Diferentemente de outros estudos que compararam a concordância entre classificações
bastante populares em ortopedia como a de Lauge-Hansen e Weber para fraturas do tornozelo[10]; Neer para fratura do úmero proximal[11]; e Garden para fraturas de colo femoral,[12] que obtiveram fraca concordância segundo o índice Kappa, este estudo mostrou que
todos os grupos, inclusive em residentes do primeiro ano, obteve-se um patamar pelo
menos moderado de concordância para ambas as classificações avaliadas. Este dado reforça
a reprodutibilidade tanto da classificação de Fraser quanto de Blake & McBryde.
A importância da classificação em ortopedia e, mais especificamente, nos casos de
joelho flutuante pode ser representada no estudo de Demirtas et al.,[13] que, utilizando a classificação de Blake & McBryde, demonstrou que fraturas associadas,
e taxa de complicações e de qualidade de vida podem ser estimadas a partir da classificação.
Portanto, uma acurácia ao classificar casos de joelho flutuante pode ter valor na
busca de determinadas lesões associadas e ter valor prognóstico.

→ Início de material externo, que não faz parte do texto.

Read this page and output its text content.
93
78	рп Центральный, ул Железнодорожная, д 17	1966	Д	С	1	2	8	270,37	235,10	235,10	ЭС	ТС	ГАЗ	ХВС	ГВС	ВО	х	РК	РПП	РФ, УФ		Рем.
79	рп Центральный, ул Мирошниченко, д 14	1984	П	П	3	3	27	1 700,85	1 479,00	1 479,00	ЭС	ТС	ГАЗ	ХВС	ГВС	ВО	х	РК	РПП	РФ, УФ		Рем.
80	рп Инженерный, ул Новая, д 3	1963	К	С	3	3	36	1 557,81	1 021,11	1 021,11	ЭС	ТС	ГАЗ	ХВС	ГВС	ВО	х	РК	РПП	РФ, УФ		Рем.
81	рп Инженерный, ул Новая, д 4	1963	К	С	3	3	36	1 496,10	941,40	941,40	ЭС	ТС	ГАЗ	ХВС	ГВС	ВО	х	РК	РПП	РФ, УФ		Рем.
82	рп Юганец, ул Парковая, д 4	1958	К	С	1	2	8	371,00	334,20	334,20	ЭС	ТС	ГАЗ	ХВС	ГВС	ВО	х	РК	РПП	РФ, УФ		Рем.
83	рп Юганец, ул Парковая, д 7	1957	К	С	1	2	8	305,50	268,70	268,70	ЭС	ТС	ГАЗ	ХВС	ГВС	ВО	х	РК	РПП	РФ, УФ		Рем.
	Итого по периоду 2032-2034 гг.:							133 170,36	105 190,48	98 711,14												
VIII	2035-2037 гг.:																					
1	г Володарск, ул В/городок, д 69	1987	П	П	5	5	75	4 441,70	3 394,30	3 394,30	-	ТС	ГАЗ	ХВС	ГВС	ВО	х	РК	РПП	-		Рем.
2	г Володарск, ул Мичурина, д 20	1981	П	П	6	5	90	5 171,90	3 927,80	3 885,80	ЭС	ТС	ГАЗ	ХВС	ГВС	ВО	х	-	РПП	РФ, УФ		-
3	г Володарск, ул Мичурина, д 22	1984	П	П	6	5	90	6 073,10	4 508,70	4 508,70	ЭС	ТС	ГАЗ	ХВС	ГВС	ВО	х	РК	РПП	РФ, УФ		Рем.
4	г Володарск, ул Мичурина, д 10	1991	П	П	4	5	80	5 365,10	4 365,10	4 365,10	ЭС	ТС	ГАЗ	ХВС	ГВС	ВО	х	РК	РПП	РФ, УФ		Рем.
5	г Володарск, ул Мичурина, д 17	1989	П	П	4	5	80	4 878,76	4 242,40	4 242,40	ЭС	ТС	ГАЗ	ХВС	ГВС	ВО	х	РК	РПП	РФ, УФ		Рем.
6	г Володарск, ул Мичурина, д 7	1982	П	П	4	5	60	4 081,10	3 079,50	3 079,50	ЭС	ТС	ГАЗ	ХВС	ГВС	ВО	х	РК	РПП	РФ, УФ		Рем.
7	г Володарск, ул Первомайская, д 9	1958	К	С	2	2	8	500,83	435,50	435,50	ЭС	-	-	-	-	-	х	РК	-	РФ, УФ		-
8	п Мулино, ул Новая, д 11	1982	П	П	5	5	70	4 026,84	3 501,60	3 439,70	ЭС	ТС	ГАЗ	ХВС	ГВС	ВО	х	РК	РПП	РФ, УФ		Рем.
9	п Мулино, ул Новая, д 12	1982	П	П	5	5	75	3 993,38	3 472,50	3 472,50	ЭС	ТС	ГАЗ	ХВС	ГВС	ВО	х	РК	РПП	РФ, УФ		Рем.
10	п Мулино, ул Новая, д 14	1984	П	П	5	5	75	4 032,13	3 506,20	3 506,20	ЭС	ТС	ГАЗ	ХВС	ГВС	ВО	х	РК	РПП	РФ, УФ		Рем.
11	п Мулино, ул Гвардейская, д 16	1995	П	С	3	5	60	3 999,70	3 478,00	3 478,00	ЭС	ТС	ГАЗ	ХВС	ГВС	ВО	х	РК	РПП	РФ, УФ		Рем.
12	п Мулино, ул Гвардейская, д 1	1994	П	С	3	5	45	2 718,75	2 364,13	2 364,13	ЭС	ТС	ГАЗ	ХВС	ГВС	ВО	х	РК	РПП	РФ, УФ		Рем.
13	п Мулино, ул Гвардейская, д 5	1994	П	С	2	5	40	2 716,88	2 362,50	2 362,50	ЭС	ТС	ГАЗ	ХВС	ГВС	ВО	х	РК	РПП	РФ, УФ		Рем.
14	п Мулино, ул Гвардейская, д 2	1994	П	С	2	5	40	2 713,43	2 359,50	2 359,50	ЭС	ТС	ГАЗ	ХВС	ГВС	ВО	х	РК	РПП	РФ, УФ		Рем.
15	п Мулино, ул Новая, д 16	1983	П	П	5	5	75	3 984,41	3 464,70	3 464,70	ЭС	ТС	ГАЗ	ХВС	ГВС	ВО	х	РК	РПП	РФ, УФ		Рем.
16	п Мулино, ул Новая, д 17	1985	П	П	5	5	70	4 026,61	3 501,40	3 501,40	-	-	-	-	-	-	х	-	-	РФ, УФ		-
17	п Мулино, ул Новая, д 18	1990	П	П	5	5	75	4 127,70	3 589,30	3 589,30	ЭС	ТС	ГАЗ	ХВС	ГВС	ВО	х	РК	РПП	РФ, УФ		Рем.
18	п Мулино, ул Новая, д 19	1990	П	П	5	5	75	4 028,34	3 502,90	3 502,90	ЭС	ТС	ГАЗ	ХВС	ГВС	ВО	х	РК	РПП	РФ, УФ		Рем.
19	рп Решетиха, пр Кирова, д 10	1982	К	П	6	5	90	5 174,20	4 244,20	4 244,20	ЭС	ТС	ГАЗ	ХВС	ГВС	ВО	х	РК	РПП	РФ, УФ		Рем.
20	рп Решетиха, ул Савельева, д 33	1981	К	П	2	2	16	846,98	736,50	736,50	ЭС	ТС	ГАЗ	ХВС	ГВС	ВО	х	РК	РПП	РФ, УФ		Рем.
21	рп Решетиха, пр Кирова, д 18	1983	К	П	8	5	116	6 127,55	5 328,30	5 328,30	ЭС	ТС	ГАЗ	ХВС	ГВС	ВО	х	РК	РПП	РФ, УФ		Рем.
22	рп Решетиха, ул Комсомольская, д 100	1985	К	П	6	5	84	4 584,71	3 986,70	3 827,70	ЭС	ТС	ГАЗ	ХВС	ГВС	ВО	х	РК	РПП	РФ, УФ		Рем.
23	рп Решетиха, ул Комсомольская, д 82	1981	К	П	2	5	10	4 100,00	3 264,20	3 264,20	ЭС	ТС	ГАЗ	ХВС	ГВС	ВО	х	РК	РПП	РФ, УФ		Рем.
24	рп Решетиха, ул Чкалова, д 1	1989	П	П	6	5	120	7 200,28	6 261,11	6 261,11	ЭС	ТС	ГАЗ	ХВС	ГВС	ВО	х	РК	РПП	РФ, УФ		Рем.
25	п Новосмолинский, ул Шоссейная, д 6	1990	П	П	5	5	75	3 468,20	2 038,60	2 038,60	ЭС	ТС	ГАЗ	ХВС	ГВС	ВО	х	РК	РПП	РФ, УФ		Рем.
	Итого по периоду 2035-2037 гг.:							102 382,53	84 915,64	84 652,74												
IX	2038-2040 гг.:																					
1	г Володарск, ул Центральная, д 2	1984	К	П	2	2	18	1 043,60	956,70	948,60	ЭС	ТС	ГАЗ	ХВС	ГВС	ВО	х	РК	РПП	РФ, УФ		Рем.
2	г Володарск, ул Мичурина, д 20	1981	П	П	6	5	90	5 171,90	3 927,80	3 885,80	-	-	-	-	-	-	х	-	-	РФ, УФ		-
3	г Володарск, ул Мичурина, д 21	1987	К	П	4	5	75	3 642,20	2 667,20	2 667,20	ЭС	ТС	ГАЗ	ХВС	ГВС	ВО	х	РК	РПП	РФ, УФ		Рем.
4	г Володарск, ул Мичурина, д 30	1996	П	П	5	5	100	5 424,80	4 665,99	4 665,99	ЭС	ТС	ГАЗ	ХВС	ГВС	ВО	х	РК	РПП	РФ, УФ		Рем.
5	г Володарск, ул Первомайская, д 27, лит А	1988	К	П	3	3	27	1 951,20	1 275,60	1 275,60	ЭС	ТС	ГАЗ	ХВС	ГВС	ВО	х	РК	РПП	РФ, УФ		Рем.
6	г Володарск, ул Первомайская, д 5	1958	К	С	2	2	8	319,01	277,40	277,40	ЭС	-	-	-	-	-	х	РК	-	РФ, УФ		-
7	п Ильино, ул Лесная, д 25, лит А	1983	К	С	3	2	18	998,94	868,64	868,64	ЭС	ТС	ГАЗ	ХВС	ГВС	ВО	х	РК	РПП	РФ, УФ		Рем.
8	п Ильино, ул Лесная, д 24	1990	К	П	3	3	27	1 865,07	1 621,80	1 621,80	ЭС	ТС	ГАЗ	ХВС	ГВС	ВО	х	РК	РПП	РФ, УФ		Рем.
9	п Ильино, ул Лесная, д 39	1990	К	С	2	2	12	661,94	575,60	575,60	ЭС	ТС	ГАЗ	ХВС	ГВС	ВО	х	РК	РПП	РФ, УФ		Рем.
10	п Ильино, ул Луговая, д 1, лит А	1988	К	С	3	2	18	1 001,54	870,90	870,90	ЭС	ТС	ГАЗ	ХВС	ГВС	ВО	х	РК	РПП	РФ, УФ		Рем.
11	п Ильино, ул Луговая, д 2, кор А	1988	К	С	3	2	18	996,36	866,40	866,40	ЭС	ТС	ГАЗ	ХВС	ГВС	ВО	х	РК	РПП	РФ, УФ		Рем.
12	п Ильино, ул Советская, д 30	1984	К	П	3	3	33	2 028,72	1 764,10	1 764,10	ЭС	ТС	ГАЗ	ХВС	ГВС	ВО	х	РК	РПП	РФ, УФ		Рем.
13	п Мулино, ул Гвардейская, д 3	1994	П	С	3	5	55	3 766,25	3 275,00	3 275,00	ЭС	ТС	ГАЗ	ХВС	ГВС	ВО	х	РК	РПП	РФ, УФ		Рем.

Apesar de algumas publicações apontarem que a classificação de Blake & McBryde ter
sido evidenciada como a mais reconhecida e mais utilizada,[14] a opinião dos autores é que a classificação de Fraser deve ser eleita em casos de
joelho flutuante. Isso se deve ao fato de que além de ser mais reprodutível, conforme
exposto nos resultados, diversos estudos apontam para a presença de fratura intra-articular
como um dos principais fatores prognósticos,[15]
[16]
[17]
[18] e a classificação de Fraser oferece um maior detalhamento do traço intra-articular.
Para minimizar o risco de viés, utilizamos o método de Kappa. No entanto, ressaltamos
como limitação do estudo a amostra de ortopedistas especialista em joelho ser menor
do que a de residentes, o que dificulta uma comparação de concordância entre esses
grupos. Podemos citar como outra limitação a não realização de comparação intraobservador.
Para finalizarmos, a amostras de casos (N) poderia ser mais expressiva.
Conclusão
A única concordância excelente para joelho flutuante foi a classificação de Fraser
entre ortopedistas especialistas em joelho. Uma concordância substancial foi obtida
entre residentes do terceiro ano de ortopedia tanto para as classificações de Fraser
quanto para a de Blake & McBryde. Todas as demais avaliações de concordância entre
os grupos avaliados foram consideradas moderadas.